Aku menyetir dengan pelan, mengurai kemacetan jakarta dengan mobil pinjaman dari adikku. Dan sepertinya kurang begitu praktis bila aku pulang ke rumah dulu, lantas baru ke tempat kerja Kanaya. Lebih baik aku menghabiskan waktu siangku di daerah sekitar sana, karena memang agak repot kalau aku ke radio dalam dulu. Dan sekarang aku sudah berada di Gatot Subroto. Belok ke kiri Kuningan, dan kalau sudah di daerah situ, cukup mudah untuk bermanuver.
Dan aku teringat sesuatu. Aku mengambil dan membuka handphoneku, lantas mencari grup whatsapp alumni kuliahku. Adegan ini tidak untuk ditiru, memainkan handphone sambil menyetir itu bahaya.
“Ren, siang ini lo free gak, gue ada di daerah deket-deket kosan lo nih, makan siang yok” aku memberi pesan dalam grup tersebut.
“Cie yang udah mau kawin nyarinya batangan mulu” komentar Bram, si troublemaker. Mari kita ignore saja yang satu itu.
“Eh emang pacar lo kemana?” tanya Zulham mendadak, ya, dia yang punya coffee shop di Kemang itu.
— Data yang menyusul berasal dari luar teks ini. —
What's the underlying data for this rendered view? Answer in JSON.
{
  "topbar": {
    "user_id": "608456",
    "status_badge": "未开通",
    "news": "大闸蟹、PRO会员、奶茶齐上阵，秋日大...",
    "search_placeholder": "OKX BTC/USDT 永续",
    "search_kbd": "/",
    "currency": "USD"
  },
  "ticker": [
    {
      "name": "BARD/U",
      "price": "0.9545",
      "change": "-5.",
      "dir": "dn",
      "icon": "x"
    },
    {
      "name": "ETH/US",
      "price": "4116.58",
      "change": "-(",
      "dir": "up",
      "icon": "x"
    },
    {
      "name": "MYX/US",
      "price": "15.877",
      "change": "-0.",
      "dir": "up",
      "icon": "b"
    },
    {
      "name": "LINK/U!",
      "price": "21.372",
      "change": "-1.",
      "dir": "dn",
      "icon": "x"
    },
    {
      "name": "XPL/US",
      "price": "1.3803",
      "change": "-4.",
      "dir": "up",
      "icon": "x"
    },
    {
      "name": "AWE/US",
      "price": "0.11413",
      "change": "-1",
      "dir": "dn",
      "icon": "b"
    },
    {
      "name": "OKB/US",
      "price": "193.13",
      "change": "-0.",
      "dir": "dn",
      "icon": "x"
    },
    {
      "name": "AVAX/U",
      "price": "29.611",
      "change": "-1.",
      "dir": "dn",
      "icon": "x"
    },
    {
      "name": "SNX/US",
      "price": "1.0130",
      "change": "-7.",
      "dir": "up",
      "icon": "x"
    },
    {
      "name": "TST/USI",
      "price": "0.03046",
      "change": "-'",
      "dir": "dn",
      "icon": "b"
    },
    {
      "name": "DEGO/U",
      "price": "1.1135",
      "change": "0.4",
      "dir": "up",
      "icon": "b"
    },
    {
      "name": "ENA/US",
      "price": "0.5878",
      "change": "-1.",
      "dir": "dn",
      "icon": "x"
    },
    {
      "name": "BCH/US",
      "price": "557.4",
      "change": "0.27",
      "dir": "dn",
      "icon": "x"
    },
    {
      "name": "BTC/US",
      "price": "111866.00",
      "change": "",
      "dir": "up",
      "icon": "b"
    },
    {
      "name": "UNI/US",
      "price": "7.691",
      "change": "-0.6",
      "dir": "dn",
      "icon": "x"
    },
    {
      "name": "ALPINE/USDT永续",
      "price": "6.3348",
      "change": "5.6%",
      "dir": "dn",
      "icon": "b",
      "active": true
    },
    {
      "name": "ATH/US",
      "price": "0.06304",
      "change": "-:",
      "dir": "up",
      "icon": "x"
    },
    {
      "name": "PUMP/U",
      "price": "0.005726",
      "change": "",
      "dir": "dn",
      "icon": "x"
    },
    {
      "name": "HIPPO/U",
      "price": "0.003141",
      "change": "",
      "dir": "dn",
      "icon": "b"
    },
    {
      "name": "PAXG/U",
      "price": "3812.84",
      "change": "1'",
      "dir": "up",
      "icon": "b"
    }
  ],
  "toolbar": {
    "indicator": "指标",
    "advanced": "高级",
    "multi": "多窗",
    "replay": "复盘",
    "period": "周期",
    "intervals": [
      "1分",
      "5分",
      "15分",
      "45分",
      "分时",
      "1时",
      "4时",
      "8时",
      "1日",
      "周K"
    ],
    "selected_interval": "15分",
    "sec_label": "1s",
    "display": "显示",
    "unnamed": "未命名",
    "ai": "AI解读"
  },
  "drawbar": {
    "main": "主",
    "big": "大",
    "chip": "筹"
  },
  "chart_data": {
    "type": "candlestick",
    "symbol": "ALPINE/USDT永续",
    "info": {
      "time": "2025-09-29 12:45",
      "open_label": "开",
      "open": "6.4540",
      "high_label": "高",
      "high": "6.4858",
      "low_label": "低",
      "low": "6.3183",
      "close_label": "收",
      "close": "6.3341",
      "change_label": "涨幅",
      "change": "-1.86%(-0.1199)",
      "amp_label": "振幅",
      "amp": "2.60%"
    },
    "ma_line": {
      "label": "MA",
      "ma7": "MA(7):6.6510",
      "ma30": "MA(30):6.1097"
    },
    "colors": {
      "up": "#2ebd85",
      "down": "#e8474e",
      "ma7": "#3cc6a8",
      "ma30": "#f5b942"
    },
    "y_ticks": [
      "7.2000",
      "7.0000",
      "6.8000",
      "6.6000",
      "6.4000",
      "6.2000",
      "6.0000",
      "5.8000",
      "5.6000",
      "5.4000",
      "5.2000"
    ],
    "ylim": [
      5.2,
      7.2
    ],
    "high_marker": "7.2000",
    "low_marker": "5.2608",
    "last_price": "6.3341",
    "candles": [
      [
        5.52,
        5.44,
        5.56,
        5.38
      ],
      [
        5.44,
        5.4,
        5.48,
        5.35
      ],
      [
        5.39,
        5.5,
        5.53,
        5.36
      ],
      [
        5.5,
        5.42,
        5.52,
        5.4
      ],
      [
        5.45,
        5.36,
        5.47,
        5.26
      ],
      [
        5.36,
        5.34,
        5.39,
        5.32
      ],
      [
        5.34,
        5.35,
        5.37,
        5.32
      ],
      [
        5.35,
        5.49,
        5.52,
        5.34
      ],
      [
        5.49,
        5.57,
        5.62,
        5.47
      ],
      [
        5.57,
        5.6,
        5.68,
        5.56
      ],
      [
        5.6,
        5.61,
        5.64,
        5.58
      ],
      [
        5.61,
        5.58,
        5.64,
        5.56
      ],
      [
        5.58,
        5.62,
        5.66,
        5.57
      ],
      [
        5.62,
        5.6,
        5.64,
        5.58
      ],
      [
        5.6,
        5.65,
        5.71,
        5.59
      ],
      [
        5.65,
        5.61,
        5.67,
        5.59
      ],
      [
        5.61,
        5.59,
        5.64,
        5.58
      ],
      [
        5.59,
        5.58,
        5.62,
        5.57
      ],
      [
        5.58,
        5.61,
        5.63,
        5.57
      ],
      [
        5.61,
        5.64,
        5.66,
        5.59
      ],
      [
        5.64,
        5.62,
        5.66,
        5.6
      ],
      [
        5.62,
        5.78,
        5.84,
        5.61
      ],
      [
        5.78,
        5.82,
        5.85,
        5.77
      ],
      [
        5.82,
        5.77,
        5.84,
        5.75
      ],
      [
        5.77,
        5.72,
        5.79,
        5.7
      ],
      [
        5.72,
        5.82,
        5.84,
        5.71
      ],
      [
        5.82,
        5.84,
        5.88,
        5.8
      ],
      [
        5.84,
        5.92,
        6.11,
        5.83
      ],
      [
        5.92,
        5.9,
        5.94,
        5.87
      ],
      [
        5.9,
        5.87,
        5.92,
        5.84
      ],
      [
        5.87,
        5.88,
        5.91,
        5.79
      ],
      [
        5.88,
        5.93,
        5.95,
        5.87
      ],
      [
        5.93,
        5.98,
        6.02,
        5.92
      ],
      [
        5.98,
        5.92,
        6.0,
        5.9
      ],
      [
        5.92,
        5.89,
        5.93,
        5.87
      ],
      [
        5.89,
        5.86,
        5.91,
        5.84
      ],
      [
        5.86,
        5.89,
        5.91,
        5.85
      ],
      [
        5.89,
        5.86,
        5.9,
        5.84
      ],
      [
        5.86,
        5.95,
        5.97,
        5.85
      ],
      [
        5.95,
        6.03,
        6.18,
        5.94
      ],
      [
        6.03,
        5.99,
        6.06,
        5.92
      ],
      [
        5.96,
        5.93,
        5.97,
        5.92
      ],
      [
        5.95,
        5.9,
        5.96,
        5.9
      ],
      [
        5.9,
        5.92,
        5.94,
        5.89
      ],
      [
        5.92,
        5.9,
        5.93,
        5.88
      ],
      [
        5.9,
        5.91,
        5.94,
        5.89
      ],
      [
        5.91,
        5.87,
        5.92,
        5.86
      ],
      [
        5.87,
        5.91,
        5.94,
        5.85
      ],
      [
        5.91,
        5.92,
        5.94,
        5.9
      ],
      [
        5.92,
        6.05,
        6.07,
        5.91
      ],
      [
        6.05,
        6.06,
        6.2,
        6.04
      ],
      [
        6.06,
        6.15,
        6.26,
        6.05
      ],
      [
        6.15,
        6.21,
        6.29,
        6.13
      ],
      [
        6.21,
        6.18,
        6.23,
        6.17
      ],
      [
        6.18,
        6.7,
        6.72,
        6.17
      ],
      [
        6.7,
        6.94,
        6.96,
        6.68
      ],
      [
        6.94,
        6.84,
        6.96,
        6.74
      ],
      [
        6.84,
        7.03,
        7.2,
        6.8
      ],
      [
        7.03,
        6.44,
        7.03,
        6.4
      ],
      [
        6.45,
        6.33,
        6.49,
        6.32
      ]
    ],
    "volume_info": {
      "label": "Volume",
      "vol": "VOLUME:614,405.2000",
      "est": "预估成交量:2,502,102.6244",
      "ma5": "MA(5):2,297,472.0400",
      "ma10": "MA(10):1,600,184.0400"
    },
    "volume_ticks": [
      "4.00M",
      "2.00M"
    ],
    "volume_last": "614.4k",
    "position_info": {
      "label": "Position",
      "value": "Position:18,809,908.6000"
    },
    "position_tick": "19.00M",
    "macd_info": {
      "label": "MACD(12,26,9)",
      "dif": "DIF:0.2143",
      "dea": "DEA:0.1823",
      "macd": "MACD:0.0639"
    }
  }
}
“Baru naek pesawat tadi pagi ke Jepang lagi”
“Yah, kagak sempet maen ke tempat gue ya? Padahal pengen ngobrol, tuker ilmu gitu soal café” lanjut Zulham.
“Genit amat pacar orang mau dispikin” Bram lagi. mari ignore lagi.
“BTW Rendy kalo jam segini mah masih tidur kali Ya” Anin mendadak muncul.
“Telpon aja biar bangun” suruh yang lain.
“Kecapean kali sekarang tiap malem ngewe Anggia” oke, ini Bram, ignore aja ya.
“Yowis gue telpon ajah”
Aku lantas mencari nomer Rendy di handphone, dan menelponnya. Ini juga tidak untuk ditiru, menyetir sambil menelpon. Dan, nada sambung yang lama mewarnai siang itu.
“Woi” suara kaget Rendy terdengar di ujung sana.
“Woi” balasku.
“Apaan nih”
“Gue ada di Kuningan, makan siang yuk”
“Boleh”
“Setiabudi Building oke?”
“Tapi gue baru bangun banget, belom mandi” jawab Rendy gelagapan.
“Alah, kayak ada bedanya aja mandi ama enggak” ledekku.
“Hehehe” tawanya pelan diujung sana.
“Udah ah, sampe ketemu di sono”
----------------------------------------
“Jadi, rencananya gimana ntar?” tanya Rendy.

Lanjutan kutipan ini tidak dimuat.